I'm being snarky, and actually, the text is somewhat more sympathetic than that, but that doesn't get around how obnoxious it is. The 12 year old, in particular, is irritating in her extreme narcissism. She has a great scheme to kill herself on her 13th birthday, and is thus keeping a notebook of "profound thoughts" to bequeath to the world in her absence. Her thoughts are not very profound. Her complaints about the people around her are somewhat understandable, but mostly elitist and tiresome. What is most annoying about her, though, is that she's not even remotely believable as a character - Burbery asks us to believe that she is as genius, and has read and understood, for instance, Lacan, but also that she mostly reads only manga. I think that what I find so annoying about it is that it actually masks a vague sort of anti-intellectualism - there's a sense that a 12 year old could have read all these texts and understood them, and yet, not be much better for that knowledge. Likewise with the concierge - it seems that all that their reading has given them is a few ideas to play with a sense of superiority.

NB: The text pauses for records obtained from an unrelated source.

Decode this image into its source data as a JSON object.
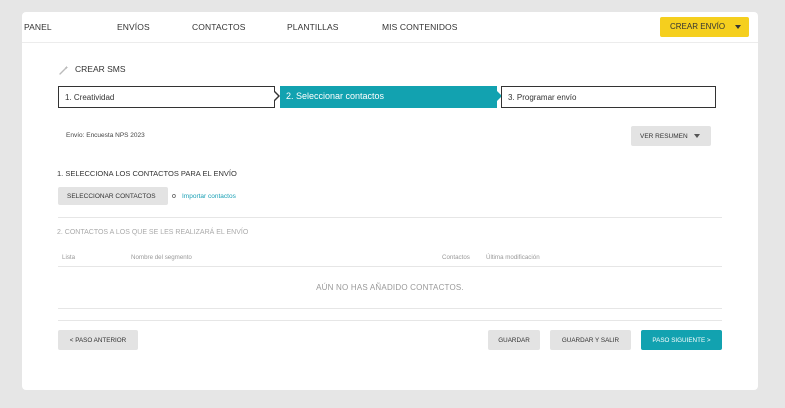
{
  "topnav": {
    "items": [
      {
        "label": "PANEL"
      },
      {
        "label": "ENVÍOS"
      },
      {
        "label": "CONTACTOS"
      },
      {
        "label": "PLANTILLAS"
      },
      {
        "label": "MIS CONTENIDOS"
      }
    ],
    "create_label": "CREAR ENVÍO",
    "create_color": "#f5cf1e"
  },
  "page": {
    "title": "CREAR SMS",
    "title_icon": "magic-wand-icon"
  },
  "steps": [
    {
      "label": "1. Creatividad",
      "state": "done"
    },
    {
      "label": "2. Seleccionar contactos",
      "state": "active"
    },
    {
      "label": "3. Programar envío",
      "state": "pending"
    }
  ],
  "accent_color": "#12a2b0",
  "envio": {
    "text": "Envío: Encuesta NPS 2023",
    "resumen_label": "VER RESUMEN"
  },
  "section1": {
    "title": "1. SELECCIONA LOS CONTACTOS PARA EL ENVÍO",
    "select_label": "SELECCIONAR CONTACTOS",
    "separator": "o",
    "import_label": "Importar contactos"
  },
  "section2": {
    "title": "2. CONTACTOS A LOS QUE SE LES REALIZARÁ EL ENVÍO",
    "columns": [
      "Lista",
      "Nombre del segmento",
      "Contactos",
      "Última modificación"
    ],
    "empty_message": "AÚN NO HAS AÑADIDO CONTACTOS."
  },
  "footer": {
    "prev_label": "< PASO ANTERIOR",
    "save_label": "GUARDAR",
    "save_exit_label": "GUARDAR Y SALIR",
    "next_label": "PASO SIGUIENTE >"
  }
}
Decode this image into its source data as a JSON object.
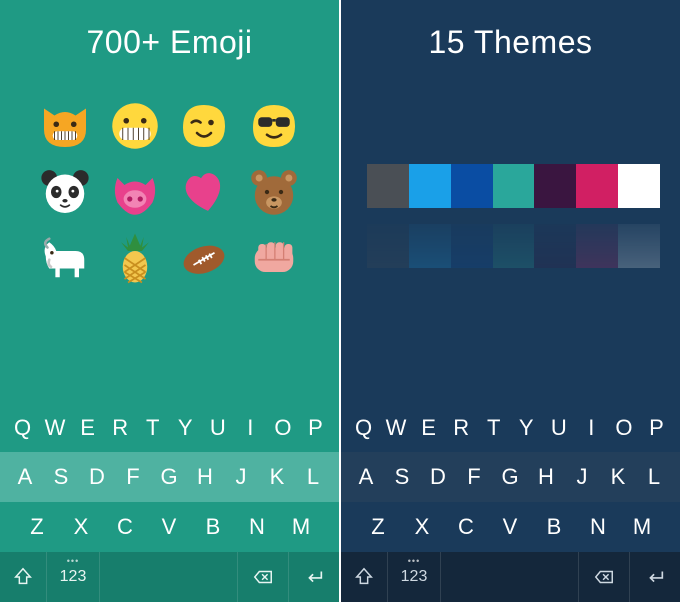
{
  "left": {
    "title": "700+ Emoji",
    "bg": "#1f9a84",
    "hl": "#4fb2a1",
    "bottom_bg": "#177e6c",
    "emoji_names": [
      "cat-grin",
      "grin",
      "wink-blob",
      "sunglasses-blob",
      "panda",
      "pig-nose",
      "heart",
      "bear",
      "goat",
      "pineapple",
      "football",
      "fist"
    ]
  },
  "right": {
    "title": "15 Themes",
    "bg": "#1a3a5a",
    "hl": "#233f5b",
    "bottom_bg": "#14273b",
    "swatches": [
      "#4a4f55",
      "#1aa0e8",
      "#0a4da3",
      "#2aa79b",
      "#3a1540",
      "#d11f63",
      "#ffffff"
    ]
  },
  "keyboard": {
    "row1": [
      "Q",
      "W",
      "E",
      "R",
      "T",
      "Y",
      "U",
      "I",
      "O",
      "P"
    ],
    "row2": [
      "A",
      "S",
      "D",
      "F",
      "G",
      "H",
      "J",
      "K",
      "L"
    ],
    "row3": [
      "Z",
      "X",
      "C",
      "V",
      "B",
      "N",
      "M"
    ],
    "num_label": "123"
  }
}
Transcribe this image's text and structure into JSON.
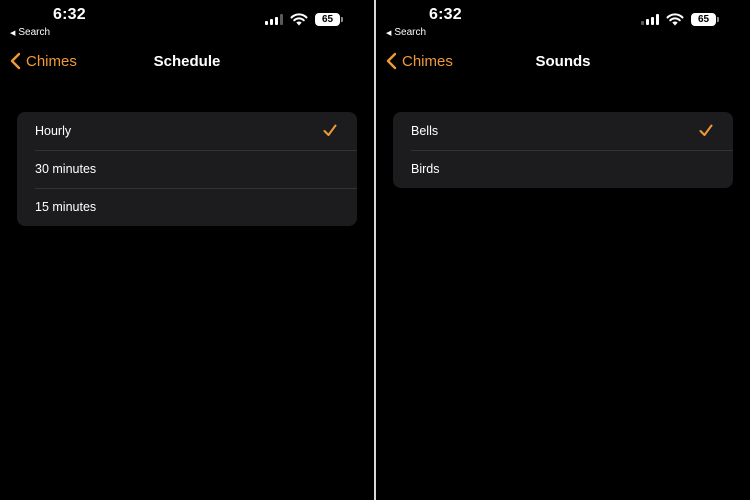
{
  "accent_color": "#f09a37",
  "screens": [
    {
      "status": {
        "time": "6:32",
        "back_label": "Search",
        "battery": "65"
      },
      "nav": {
        "back_label": "Chimes",
        "title": "Schedule"
      },
      "items": [
        {
          "label": "Hourly",
          "selected": true
        },
        {
          "label": "30 minutes",
          "selected": false
        },
        {
          "label": "15 minutes",
          "selected": false
        }
      ]
    },
    {
      "status": {
        "time": "6:32",
        "back_label": "Search",
        "battery": "65"
      },
      "nav": {
        "back_label": "Chimes",
        "title": "Sounds"
      },
      "items": [
        {
          "label": "Bells",
          "selected": true
        },
        {
          "label": "Birds",
          "selected": false
        }
      ]
    }
  ],
  "icons": {
    "status_back": "triangle-left-icon",
    "signal": "cellular-signal-icon",
    "wifi": "wifi-icon",
    "battery": "battery-icon",
    "nav_back": "chevron-left-icon",
    "selected": "checkmark-icon"
  }
}
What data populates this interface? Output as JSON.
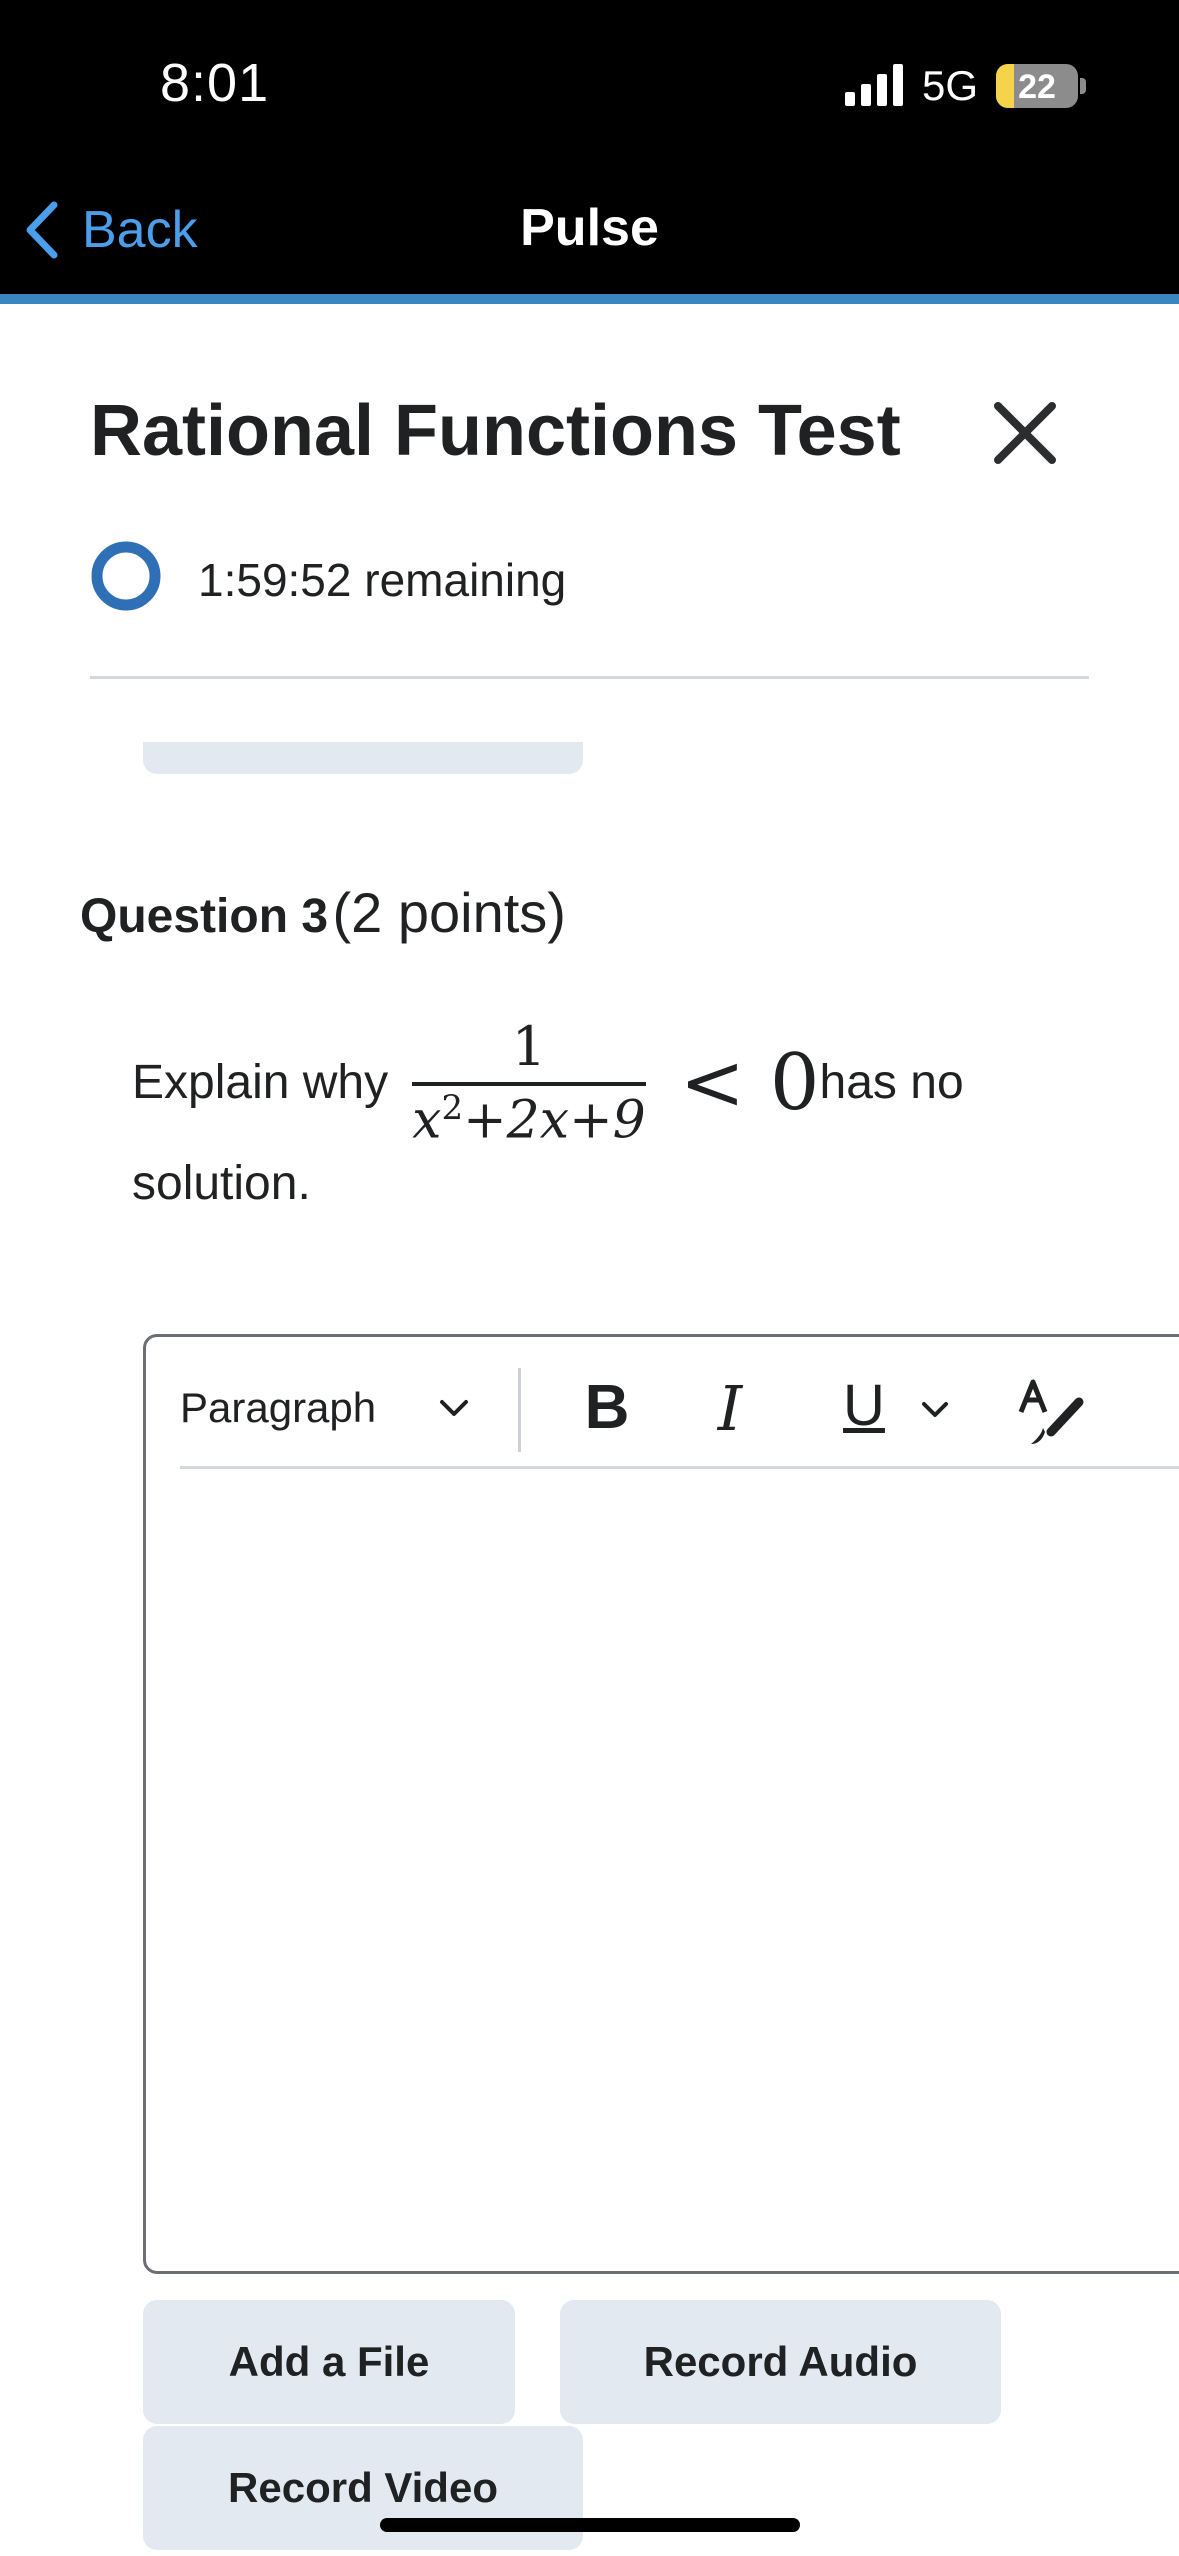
{
  "status_bar": {
    "time": "8:01",
    "network": "5G",
    "battery_level": "22",
    "battery_fraction": 0.22
  },
  "nav": {
    "back_label": "Back",
    "title": "Pulse"
  },
  "colors": {
    "accent_line": "#3a87c0",
    "link_blue": "#4a9eea",
    "timer_ring": "#2f6fb5",
    "button_bg": "#e3e9f1"
  },
  "quiz": {
    "title": "Rational Functions Test",
    "time_remaining": "1:59:52",
    "remaining_label": "remaining"
  },
  "question": {
    "label": "Question 3",
    "points": "(2 points)",
    "prefix": "Explain why",
    "fraction_numerator": "1",
    "fraction_denominator_x": "x",
    "fraction_denominator_exp": "2",
    "fraction_denominator_rest": "+2x+9",
    "inequality": "< 0",
    "suffix": "has no",
    "line2": "solution."
  },
  "editor": {
    "paragraph_label": "Paragraph",
    "bold": "B",
    "italic": "I",
    "underline": "U",
    "content": ""
  },
  "buttons": {
    "add_file": "Add a File",
    "record_audio": "Record Audio",
    "record_video": "Record Video"
  },
  "icons": [
    "chevron-left-icon",
    "close-icon",
    "timer-ring-icon",
    "chevron-down-icon",
    "format-brush-icon",
    "signal-icon",
    "battery-icon"
  ]
}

Finally, there's the seemingly coincidental resonances in their thought that I find clunky and obnoxious. I suppose it's meant to be an elegant echo of different concepts across the pages, but it feels horribly contrived. And the ending - oh man. I won't spoil it for you, but it's the crowning jewel of obnoxiousness.

Alright, enough hateration from me. Time for dinner.

ps - Oh, I should add - some of the problem of the prose could be translation. I suspect it reads much better in the original French - in English, the attempt at combining refined vocabulary and slang comes across pretty poorly, which makes the characters seem even more pretentious.